GlFramebufferRenderbuffer (GL_FRAMEBUFFER, GL_COLOR_ATTACHMENT0, GL_RENDERBUFFER, colorBufferHandle );
// Check whether the current frame buffer status is valid
If (glCheckFramebufferStatus (GL_FRAMEBUFFER )! = GL_FRAMEBUFFER_COMPLETE ){
NSLog (@ Failure with framebuffer generation 0x % X, glCheckFramebufferStatus (GL_FRAMEBUFFER ));
Success = NO;
}
// Create a new CVOpenGLESTexture cache
// Create an opengl texture object
// Create a texture object in oglContext
CVReturn err = CVOpenGLESTextureCacheCreate (kCFAllocatorDefault, NULL, oglContext, NULL, & videoTextureCache );
If (err ){
NSLog (@ Error at CVOpenGLESTextureCacheCreate % d, err );
Success = NO;
}
// Load vertex and fragment shaders
// Load the fixed point and fragment shader
Const GLchar * vertSrc = str_passThrough_v; // [self readFile: @ passThrough. vsh];
Const GLchar * fragSrc = str_passThrough_f; // [self readFile: @ passThrough. HCG];
// Attributes
GLint attribLocation [NUM_ATTRIBUTES] = {
ATTRIB_VERTEX, ATTRIB_TEXTUREPOSITON,
};
GLchar * attribName [NUM_ATTRIBUTES] = {
Position, textureCoordinate,
};
// Create and initialize this project object
GlueCreateProgram (vertSrc, fragSrc,
NUM_ATTRIBUTES, (const GLchar **) & attribName [0], attribLocation,
0, 0, 0, // we don't need to get uniform locations in this example
& PassThroughProgram );
If (! PassThroughProgram)
Success = NO;
Self. layer. frame = rtCurrframe;
Self. layer. bounds = rtCurrbounds;
Return success;
}
Finally, let's take a look at how to scale the video screen at an equal ratio, and so on.
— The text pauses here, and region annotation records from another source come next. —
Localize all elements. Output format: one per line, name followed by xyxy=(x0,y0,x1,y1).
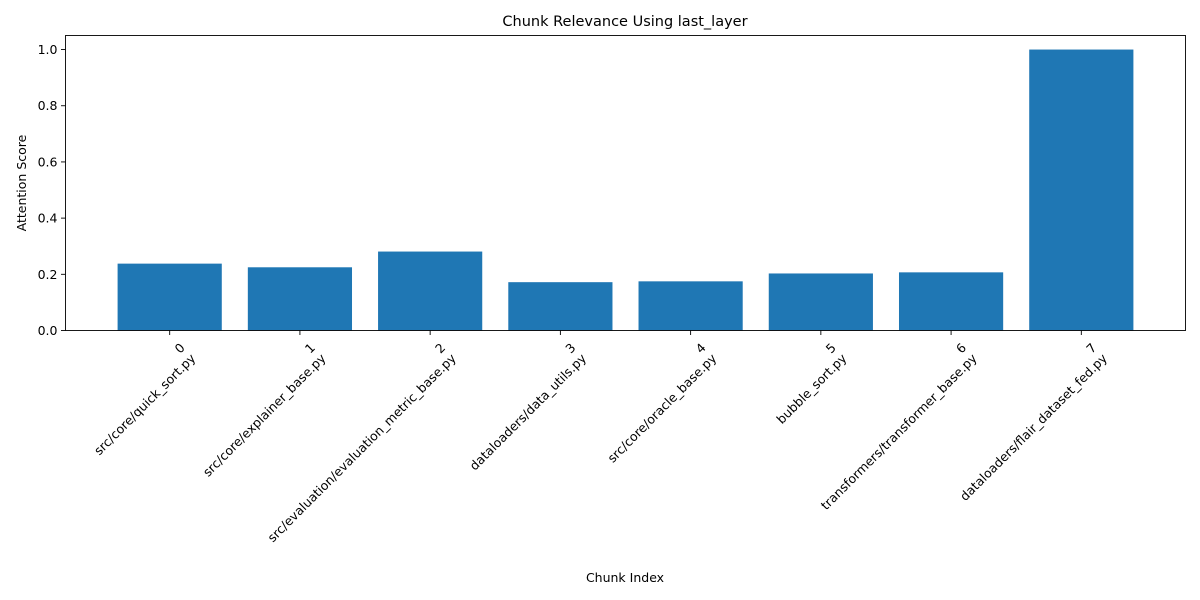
x-axis-label: Chunk Index xyxy=(586,570,664,585)
bars-group xyxy=(117,49,1134,331)
y-tick-label-0: 0.0 xyxy=(38,323,58,338)
y-tick-label-1: 0.2 xyxy=(38,267,58,282)
y-tick-label-2: 0.4 xyxy=(38,211,58,226)
y-axis-label: Attention Score xyxy=(14,134,29,231)
chart-title: Chunk Relevance Using last_layer xyxy=(502,14,747,30)
y-tick-label-3: 0.6 xyxy=(38,154,58,169)
y-axis: 0.0 0.2 0.4 0.6 0.8 1.0 xyxy=(38,42,66,338)
bar-2 xyxy=(378,251,483,331)
bar-7 xyxy=(1029,49,1134,331)
bar-1 xyxy=(247,267,353,331)
bar-3 xyxy=(508,282,613,331)
y-tick-label-5: 1.0 xyxy=(38,42,58,57)
bar-5 xyxy=(768,273,873,331)
axes-frame xyxy=(65,35,1186,331)
y-tick-label-4: 0.8 xyxy=(38,98,58,113)
bar-0 xyxy=(117,263,222,331)
bar-4 xyxy=(638,281,743,331)
bar-6 xyxy=(898,272,1004,331)
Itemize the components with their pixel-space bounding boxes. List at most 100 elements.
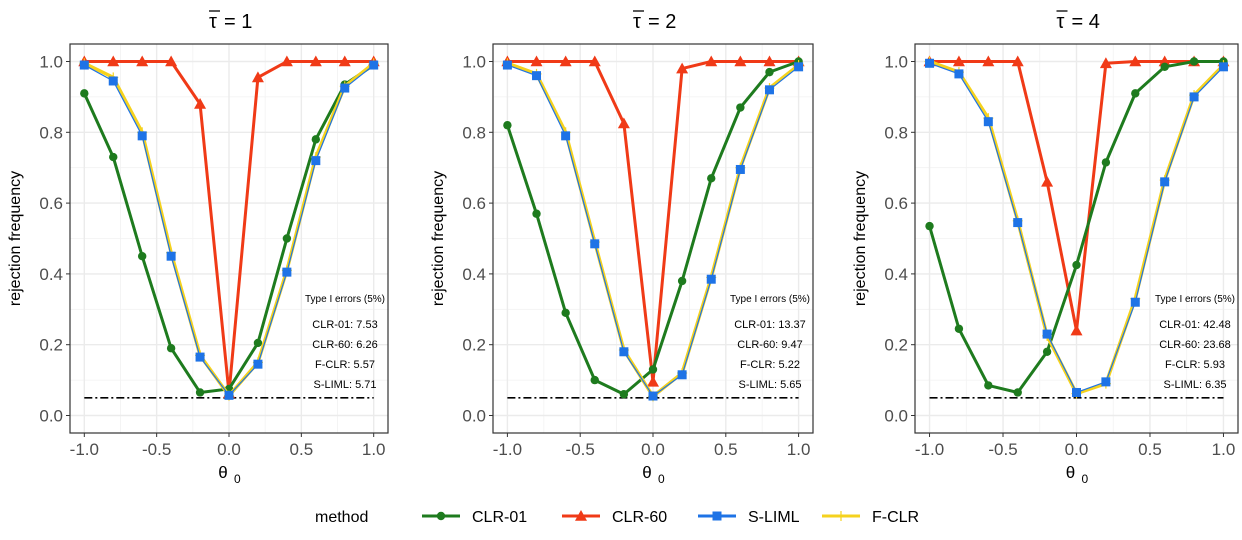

Here we first need to set an attribute:
GlVertexAttribPointer (ATTRIB_TEXTUREPOSITON, 2, GL_FLOAT, 0, 0, textureVertices );
TextureVertices is an array used for image setting during texture textures:
Full Screen playback
GLfloat squareVertices0 [8] = {
-1.0f,-1.0f,
1.0f,-1.0f,
-1.0f, 1.0f,
1.0f, 1.0f
};
Proportional Scaling
GLfloat squareVertices1 [8] = {
-0.5625f,-1.0f,
0.5625f,-1.0f,
-0.5625f, 1.0f,
0.5625f, 1.0f
};
What does this data mean? See the following two figures.
The screen shot is 1920*1080, so 1080/1920 = 0. 5625. Note that the width and height are reversed during shooting.